Indian Stock Markets Close Higher on Positive Economic Survey Outlook

by

Bhupendra Singh Chundawat

Indian Stock Markets Close Higher on Positive Economic Survey Outlook

Mumbai: The Indian stock markets closed in the green for the third consecutive day on Thursday, buoyed by optimistic projections in the recently released economic survey. The BSE Sensex ended 221.69 points, or 0.27%, higher at 82,566.37, while the NSE Nifty gained 76.15 points, or 0.30%, to close at 25,418.90.

The market rally was largely driven by strong buying in metal and energy stocks. Sectoral indices reflected this trend with Nifty Metal rising 3.07%, Nifty Energy up 1.87%, Nifty Commodities gaining 1.58%, and Nifty Private Bank increasing 1.03%. Other sectors like Nifty Infrastructure, Nifty PSE, and Nifty Oil & Gas also recorded gains ranging from 0.78% to 0.85%.

On the other hand, sectors such as Nifty India Defence, Nifty Healthcare, Nifty FMCG, Nifty Pharma, Nifty PSU Bank, Nifty IT, and Nifty Auto ended the session lower, with declines between 0.68% and 1.21%.

Midcap and smallcap stocks outperformed largecaps, with the Nifty Midcap 100 index rising 102.40 points (0.18%) to 58,541 and the Nifty Smallcap 100 index gaining 34.05 points (0.20%) to close at 16,825.

Among individual stocks, Tata Steel, L&T, Axis Bank, ITC, NTPC, Adani Ports, ICICI Bank, Power Grid, Bharti Airtel, SBI, HDFC Bank, and Bajaj Finserv were notable gainers. Meanwhile, Asian Paints, Indigo, Maruti Suzuki, BEL, Mahindra & Mahindra, TCS, Sun Pharma, HUL, Trent, Titan, ITC, and Ultratech Cement were among the laggards.

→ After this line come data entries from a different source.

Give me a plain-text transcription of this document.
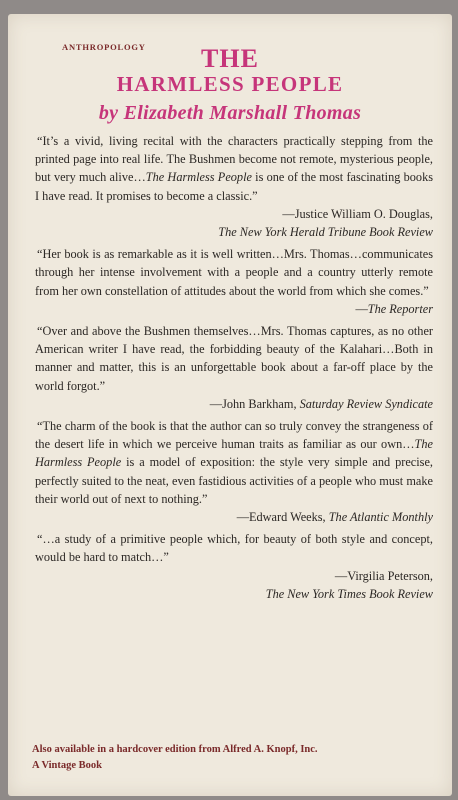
ANTHROPOLOGY	THE
HARMLESS PEOPLE
by Elizabeth Marshall Thomas
“It’s a vivid, living recital with the characters practically stepping from the printed page into real life. The Bushmen become not remote, mysterious people, but very much alive…The Harmless People is one of the most fascinating books I have read. It promises to become a classic.”
—Justice William O. Douglas,
The New York Herald Tribune Book Review
“Her book is as remarkable as it is well written…Mrs. Thomas…communicates through her intense involvement with a people and a country utterly remote from her own constellation of attitudes about the world from which she comes.”
—The Reporter
“Over and above the Bushmen themselves…Mrs. Thomas captures, as no other American writer I have read, the forbidding beauty of the Kalahari…Both in manner and matter, this is an unforgettable book about a far-off place by the world forgot.”
—John Barkham, Saturday Review Syndicate
“The charm of the book is that the author can so truly convey the strangeness of the desert life in which we perceive human traits as familiar as our own…The Harmless People is a model of exposition: the style very simple and precise, perfectly suited to the neat, even fastidious activities of a people who must make their world out of next to nothing.”
—Edward Weeks, The Atlantic Monthly
“…a study of a primitive people which, for beauty of both style and concept, would be hard to match…”
—Virgilia Peterson,
The New York Times Book Review
Also available in a hardcover edition from Alfred A. Knopf, Inc.
A Vintage Book
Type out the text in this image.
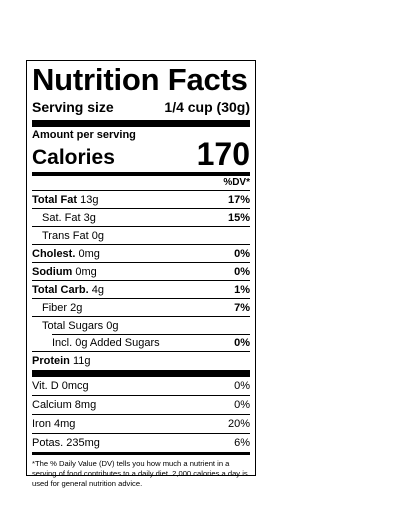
Nutrition Facts
Serving size	1/4 cup (30g)
Amount per serving
Calories	170
%DV*
Total Fat 13g	17%
Sat. Fat 3g	15%
Trans Fat 0g
Cholest. 0mg	0%
Sodium 0mg	0%
Total Carb. 4g	1%
Fiber 2g	7%
Total Sugars 0g
Incl. 0g Added Sugars	0%
Protein 11g
Vit. D 0mcg	0%
Calcium 8mg	0%
Iron 4mg	20%
Potas. 235mg	6%
*The % Daily Value (DV) tells you how much a nutrient in a serving of food contributes to a daily diet. 2,000 calories a day is used for general nutrition advice.
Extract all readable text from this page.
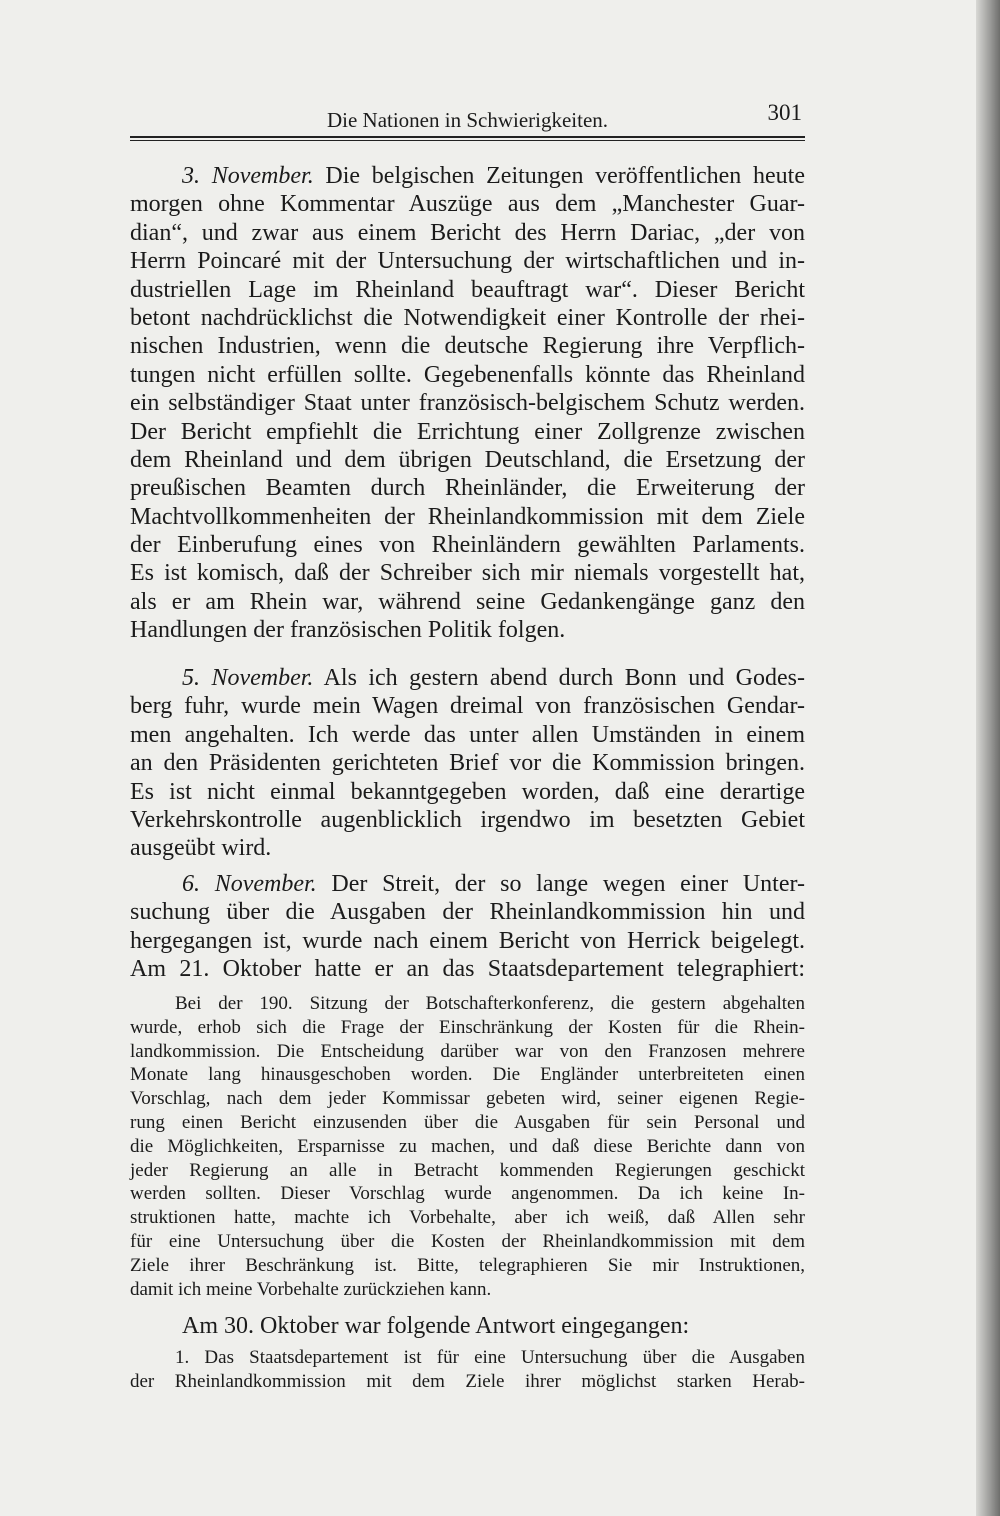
Die Nationen in Schwierigkeiten.	301
3. November. Die belgischen Zeitungen veröffentlichen heute
morgen ohne Kommentar Auszüge aus dem „Manchester Guar-
dian“, und zwar aus einem Bericht des Herrn Dariac, „der von
Herrn Poincaré mit der Untersuchung der wirtschaftlichen und in-
dustriellen Lage im Rheinland beauftragt war“. Dieser Bericht
betont nachdrücklichst die Notwendigkeit einer Kontrolle der rhei-
nischen Industrien, wenn die deutsche Regierung ihre Verpflich-
tungen nicht erfüllen sollte. Gegebenenfalls könnte das Rheinland
ein selbständiger Staat unter französisch-belgischem Schutz werden.
Der Bericht empfiehlt die Errichtung einer Zollgrenze zwischen
dem Rheinland und dem übrigen Deutschland, die Ersetzung der
preußischen Beamten durch Rheinländer, die Erweiterung der
Machtvollkommenheiten der Rheinlandkommission mit dem Ziele
der Einberufung eines von Rheinländern gewählten Parlaments.
Es ist komisch, daß der Schreiber sich mir niemals vorgestellt hat,
als er am Rhein war, während seine Gedankengänge ganz den
Handlungen der französischen Politik folgen.
5. November. Als ich gestern abend durch Bonn und Godes-
berg fuhr, wurde mein Wagen dreimal von französischen Gendar-
men angehalten. Ich werde das unter allen Umständen in einem
an den Präsidenten gerichteten Brief vor die Kommission bringen.
Es ist nicht einmal bekanntgegeben worden, daß eine derartige
Verkehrskontrolle augenblicklich irgendwo im besetzten Gebiet
ausgeübt wird.
6. November. Der Streit, der so lange wegen einer Unter-
suchung über die Ausgaben der Rheinlandkommission hin und
hergegangen ist, wurde nach einem Bericht von Herrick beigelegt.
Am 21. Oktober hatte er an das Staatsdepartement telegraphiert:
Bei der 190. Sitzung der Botschafterkonferenz, die gestern abgehalten
wurde, erhob sich die Frage der Einschränkung der Kosten für die Rhein-
landkommission. Die Entscheidung darüber war von den Franzosen mehrere
Monate lang hinausgeschoben worden. Die Engländer unterbreiteten einen
Vorschlag, nach dem jeder Kommissar gebeten wird, seiner eigenen Regie-
rung einen Bericht einzusenden über die Ausgaben für sein Personal und
die Möglichkeiten, Ersparnisse zu machen, und daß diese Berichte dann von
jeder Regierung an alle in Betracht kommenden Regierungen geschickt
werden sollten. Dieser Vorschlag wurde angenommen. Da ich keine In-
struktionen hatte, machte ich Vorbehalte, aber ich weiß, daß Allen sehr
für eine Untersuchung über die Kosten der Rheinlandkommission mit dem
Ziele ihrer Beschränkung ist. Bitte, telegraphieren Sie mir Instruktionen,
damit ich meine Vorbehalte zurückziehen kann.
Am 30. Oktober war folgende Antwort eingegangen:
1. Das Staatsdepartement ist für eine Untersuchung über die Ausgaben
der Rheinlandkommission mit dem Ziele ihrer möglichst starken Herab-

Market experts attributed the positive sentiment to the economic survey’s strong growth estimates for the financial year 2026-27. Additionally, rising geopolitical tensions between the US and Iran have contributed to a surge in precious metals prices. As a result, gold prices on the MCX crossed ₹1.70 lakh per 10 grams, while silver surged above ₹4 lakh per kilogram.

The overall market movement reflects cautious optimism among investors, balancing domestic growth prospects with global uncertainties.